Soutenons
avec force la proposition discutée à l’Organisation mondiale de la santé d’un
réservoir international des brevets. Ne pas le faire reviendrait à priver des
pays, voire des continents entiers, du vaccin ou du médicament pour contrer la
pandémie de Covid-19. Quant aux autres, le prix risque d’y être prohibitif pour
les familles populaires.
La guerre à
laquelle se livrent les firmes pharmaceutiques pour produire le vaccin tant
attendu met en péril la santé de millions d’êtres humains. L’indispensable
coopération internationale est broyée par l’appât du gain que fait miroitier
une demande mondiale exceptionnelle.
En quarante
ans, l’industrie pharmaceutique s’est transformée en hydre capitaliste. Ce
secteur d’intérêt général est désormais laissé aux mains d’actionnaires
éparpillés sur les places boursières mondiales, qui décident à leur bon vouloir
de la qualité et de la quantité de production de médicaments.
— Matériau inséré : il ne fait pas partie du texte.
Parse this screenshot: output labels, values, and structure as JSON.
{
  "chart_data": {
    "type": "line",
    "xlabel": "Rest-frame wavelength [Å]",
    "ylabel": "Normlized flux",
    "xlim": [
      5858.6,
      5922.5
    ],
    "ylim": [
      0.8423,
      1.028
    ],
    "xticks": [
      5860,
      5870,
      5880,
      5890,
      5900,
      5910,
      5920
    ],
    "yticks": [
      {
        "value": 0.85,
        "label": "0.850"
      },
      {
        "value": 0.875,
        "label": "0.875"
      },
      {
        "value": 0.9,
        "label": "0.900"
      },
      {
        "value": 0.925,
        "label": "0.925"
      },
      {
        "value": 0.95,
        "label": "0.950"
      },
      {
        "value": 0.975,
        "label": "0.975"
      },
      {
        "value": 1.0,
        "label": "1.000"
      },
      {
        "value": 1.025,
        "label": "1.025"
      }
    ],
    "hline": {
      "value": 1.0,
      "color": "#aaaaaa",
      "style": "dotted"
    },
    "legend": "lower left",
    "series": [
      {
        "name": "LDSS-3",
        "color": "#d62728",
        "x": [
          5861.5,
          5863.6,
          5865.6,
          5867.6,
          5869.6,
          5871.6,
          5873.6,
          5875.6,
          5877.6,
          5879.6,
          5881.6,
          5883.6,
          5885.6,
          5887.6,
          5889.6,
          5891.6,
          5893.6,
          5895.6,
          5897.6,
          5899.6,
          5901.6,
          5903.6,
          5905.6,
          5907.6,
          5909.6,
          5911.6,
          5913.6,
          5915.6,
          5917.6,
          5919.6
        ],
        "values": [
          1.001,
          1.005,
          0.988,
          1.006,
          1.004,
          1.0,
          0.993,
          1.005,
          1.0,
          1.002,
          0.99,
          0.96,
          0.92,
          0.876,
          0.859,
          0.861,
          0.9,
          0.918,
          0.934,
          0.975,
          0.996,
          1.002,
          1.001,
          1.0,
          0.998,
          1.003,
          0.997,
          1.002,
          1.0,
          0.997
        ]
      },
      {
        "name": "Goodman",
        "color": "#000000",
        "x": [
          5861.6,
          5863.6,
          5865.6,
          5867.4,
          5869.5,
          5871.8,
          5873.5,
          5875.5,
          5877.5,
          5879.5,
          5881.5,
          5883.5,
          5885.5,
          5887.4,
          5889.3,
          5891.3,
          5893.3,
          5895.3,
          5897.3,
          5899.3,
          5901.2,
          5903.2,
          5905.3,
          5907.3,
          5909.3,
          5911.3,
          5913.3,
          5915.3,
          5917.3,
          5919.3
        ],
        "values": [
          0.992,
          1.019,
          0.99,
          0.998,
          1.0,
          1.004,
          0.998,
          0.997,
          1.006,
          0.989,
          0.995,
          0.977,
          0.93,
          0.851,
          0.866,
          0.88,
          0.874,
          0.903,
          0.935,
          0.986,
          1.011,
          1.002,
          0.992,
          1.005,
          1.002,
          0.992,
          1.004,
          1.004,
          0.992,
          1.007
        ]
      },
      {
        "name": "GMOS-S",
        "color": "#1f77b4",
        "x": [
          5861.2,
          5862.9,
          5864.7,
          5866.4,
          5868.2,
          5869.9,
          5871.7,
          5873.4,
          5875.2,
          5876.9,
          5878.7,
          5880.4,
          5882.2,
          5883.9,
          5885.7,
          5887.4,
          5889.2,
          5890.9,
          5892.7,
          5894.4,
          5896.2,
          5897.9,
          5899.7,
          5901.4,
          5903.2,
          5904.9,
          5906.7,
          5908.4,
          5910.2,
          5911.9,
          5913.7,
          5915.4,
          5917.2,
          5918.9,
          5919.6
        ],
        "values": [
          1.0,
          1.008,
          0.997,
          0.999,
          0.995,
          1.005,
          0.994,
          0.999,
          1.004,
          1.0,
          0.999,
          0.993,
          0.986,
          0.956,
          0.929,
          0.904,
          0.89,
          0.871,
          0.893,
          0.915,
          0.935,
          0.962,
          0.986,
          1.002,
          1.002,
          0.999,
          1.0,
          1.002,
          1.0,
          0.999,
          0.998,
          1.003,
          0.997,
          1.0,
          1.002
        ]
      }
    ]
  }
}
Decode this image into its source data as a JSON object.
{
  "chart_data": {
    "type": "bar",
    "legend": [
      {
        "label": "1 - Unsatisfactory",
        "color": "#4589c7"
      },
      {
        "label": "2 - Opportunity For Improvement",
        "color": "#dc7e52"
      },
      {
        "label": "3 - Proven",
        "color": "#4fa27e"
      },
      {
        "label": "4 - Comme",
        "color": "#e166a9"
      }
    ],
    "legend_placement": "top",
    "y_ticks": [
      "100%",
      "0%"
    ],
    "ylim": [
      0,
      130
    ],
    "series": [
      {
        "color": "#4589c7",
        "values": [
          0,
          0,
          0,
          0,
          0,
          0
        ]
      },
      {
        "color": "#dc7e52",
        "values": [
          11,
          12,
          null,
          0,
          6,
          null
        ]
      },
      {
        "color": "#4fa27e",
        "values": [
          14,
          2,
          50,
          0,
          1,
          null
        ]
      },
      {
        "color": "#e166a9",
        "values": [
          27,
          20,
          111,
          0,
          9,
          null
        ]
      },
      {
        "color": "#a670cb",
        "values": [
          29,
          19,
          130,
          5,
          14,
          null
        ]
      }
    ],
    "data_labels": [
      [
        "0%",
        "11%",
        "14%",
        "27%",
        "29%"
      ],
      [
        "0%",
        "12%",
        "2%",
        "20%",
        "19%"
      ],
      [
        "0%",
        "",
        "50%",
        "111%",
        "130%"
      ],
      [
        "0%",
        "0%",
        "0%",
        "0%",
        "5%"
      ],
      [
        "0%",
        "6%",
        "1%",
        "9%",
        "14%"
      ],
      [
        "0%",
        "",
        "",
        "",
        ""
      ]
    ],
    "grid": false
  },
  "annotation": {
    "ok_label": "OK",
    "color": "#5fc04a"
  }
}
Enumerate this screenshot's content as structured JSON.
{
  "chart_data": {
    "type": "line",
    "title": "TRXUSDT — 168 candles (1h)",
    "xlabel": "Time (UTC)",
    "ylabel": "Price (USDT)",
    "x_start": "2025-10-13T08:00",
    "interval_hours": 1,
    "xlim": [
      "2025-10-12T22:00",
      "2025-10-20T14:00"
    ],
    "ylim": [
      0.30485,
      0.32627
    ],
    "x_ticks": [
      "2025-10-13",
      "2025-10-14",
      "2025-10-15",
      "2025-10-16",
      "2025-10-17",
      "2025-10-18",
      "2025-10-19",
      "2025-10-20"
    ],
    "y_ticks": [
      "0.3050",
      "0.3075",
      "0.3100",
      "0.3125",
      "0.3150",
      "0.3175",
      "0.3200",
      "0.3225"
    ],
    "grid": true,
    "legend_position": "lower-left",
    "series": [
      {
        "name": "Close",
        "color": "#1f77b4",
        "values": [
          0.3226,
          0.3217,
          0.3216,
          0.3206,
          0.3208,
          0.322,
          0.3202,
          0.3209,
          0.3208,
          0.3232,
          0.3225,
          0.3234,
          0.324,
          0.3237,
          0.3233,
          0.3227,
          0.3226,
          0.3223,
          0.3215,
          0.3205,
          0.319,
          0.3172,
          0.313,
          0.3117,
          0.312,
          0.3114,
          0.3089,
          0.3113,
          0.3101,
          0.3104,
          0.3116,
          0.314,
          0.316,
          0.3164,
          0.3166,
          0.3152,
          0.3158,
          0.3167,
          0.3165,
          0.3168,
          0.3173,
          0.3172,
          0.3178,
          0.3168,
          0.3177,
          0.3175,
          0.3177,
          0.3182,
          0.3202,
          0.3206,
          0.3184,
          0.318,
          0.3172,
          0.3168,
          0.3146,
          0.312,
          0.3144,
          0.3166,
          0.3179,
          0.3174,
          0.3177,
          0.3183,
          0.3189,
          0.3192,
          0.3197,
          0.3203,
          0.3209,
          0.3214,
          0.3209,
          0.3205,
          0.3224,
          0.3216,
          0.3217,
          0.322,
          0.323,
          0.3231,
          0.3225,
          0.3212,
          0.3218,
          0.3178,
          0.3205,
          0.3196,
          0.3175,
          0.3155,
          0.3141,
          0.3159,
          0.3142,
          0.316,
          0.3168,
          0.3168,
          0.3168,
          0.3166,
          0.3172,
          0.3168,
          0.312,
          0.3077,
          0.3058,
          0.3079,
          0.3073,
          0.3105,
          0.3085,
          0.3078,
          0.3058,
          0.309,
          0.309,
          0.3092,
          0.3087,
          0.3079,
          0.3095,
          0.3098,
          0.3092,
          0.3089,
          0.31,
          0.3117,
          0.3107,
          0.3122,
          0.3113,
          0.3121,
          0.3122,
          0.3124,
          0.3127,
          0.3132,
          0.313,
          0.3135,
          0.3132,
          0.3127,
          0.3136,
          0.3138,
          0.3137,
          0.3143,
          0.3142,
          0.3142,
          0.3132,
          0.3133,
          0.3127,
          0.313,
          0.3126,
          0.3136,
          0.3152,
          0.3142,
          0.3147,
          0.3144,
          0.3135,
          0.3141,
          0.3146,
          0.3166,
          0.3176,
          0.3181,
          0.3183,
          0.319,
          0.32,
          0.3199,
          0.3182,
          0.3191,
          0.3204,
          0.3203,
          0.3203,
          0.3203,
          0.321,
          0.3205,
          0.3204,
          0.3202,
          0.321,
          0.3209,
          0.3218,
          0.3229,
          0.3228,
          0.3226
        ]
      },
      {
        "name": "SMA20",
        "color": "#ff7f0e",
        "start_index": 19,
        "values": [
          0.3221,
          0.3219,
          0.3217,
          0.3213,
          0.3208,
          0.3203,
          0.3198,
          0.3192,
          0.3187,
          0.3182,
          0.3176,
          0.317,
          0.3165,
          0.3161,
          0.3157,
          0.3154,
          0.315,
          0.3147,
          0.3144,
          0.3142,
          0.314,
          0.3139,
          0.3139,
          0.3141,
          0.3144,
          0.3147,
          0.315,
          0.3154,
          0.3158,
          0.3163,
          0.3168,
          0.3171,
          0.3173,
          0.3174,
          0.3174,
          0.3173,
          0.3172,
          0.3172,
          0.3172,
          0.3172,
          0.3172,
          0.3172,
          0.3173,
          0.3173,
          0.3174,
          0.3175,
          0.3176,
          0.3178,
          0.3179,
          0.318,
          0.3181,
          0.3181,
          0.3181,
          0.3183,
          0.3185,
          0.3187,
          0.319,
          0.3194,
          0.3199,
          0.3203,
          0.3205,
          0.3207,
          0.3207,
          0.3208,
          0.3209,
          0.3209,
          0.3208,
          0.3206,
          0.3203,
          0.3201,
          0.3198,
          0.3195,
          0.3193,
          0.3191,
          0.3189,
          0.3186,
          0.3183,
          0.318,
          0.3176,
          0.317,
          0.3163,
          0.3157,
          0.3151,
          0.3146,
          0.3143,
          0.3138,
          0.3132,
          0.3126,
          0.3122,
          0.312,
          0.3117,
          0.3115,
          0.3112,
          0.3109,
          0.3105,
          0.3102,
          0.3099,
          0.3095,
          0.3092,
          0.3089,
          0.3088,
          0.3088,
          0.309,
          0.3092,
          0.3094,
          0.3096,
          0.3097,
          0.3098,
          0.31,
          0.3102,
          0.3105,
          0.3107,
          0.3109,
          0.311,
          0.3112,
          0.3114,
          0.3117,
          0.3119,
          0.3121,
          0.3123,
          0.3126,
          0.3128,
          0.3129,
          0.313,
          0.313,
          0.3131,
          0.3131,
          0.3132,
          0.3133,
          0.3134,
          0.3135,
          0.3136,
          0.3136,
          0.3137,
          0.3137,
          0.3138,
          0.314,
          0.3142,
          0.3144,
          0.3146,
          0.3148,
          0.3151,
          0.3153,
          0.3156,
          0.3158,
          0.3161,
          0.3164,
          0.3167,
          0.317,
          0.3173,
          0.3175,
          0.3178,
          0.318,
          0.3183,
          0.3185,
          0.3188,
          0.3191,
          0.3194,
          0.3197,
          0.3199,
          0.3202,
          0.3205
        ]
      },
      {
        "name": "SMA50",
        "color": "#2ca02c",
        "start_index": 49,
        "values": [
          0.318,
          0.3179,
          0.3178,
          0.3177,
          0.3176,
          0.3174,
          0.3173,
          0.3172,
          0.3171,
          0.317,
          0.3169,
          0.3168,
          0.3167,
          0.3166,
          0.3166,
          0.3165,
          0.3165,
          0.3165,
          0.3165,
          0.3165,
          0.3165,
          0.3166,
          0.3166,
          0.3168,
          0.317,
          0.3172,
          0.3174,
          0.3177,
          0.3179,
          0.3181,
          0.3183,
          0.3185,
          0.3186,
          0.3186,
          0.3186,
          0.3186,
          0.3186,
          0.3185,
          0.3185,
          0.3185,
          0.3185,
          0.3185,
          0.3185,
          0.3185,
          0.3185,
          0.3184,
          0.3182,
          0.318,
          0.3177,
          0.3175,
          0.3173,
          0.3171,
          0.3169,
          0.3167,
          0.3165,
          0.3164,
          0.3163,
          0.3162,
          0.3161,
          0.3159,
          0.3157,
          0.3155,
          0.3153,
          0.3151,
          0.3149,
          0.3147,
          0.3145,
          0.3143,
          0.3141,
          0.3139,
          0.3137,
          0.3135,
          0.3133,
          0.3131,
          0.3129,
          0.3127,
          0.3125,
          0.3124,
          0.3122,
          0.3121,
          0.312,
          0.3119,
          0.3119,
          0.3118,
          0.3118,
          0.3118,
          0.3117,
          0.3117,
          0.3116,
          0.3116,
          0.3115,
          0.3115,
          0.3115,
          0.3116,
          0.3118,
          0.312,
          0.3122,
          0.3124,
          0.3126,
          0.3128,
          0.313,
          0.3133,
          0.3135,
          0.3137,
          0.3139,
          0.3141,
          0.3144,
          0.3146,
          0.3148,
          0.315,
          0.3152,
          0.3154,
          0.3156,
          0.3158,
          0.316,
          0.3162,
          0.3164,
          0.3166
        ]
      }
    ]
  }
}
Et les chaînes
valeurs ont été disséminées à travers le monde de telle sorte que les
puissances publiques n’aient plus leur mot à dire sur ce qui était hier des
fleurons des économies nationales, répondant de besoins stratégiques.
Vu l’ampleur
de la pandémie, des sommes colossales sont en jeu. L’intérêt des actionnaires
de ce secteur, le sixième marché économique mondial, ne réside ni dans la
coopération entre États ni dans la mise en commun des brevets et des molécules,
pourtant indispensable si l’on veut que l’humanité fasse front solidairement à
l’épreuve, mais dans la compétition commerciale.
Les propos du
PDG de Sanofi selon lequel son groupe réserverait un éventuel vaccin aux plus
gros payeurs, c’est-à-dire aux États-Unis, sont totalement abjects. Ceux qui
nous expliquaient l’avantage d’aller chercher des dirigeants d’entreprises
françaises loin d’ici tout en glosant sur la souveraineté ne sont que les
piètres commis du capital international.
Ce groupe qui
doit tout au soutien de l’État incarne à merveille les liens incestueux noués
entre les puissances publiques et le marché capitaliste. Biberonnée à l’argent
public, la multinationale ne se sent liée à aucune obligation à l’égard du pays
qui l’a vue et fait naître et continue de la nourrir. Elle vogue dans les eaux
glacées du capitalisme mondialisé avec une effarante arrogance.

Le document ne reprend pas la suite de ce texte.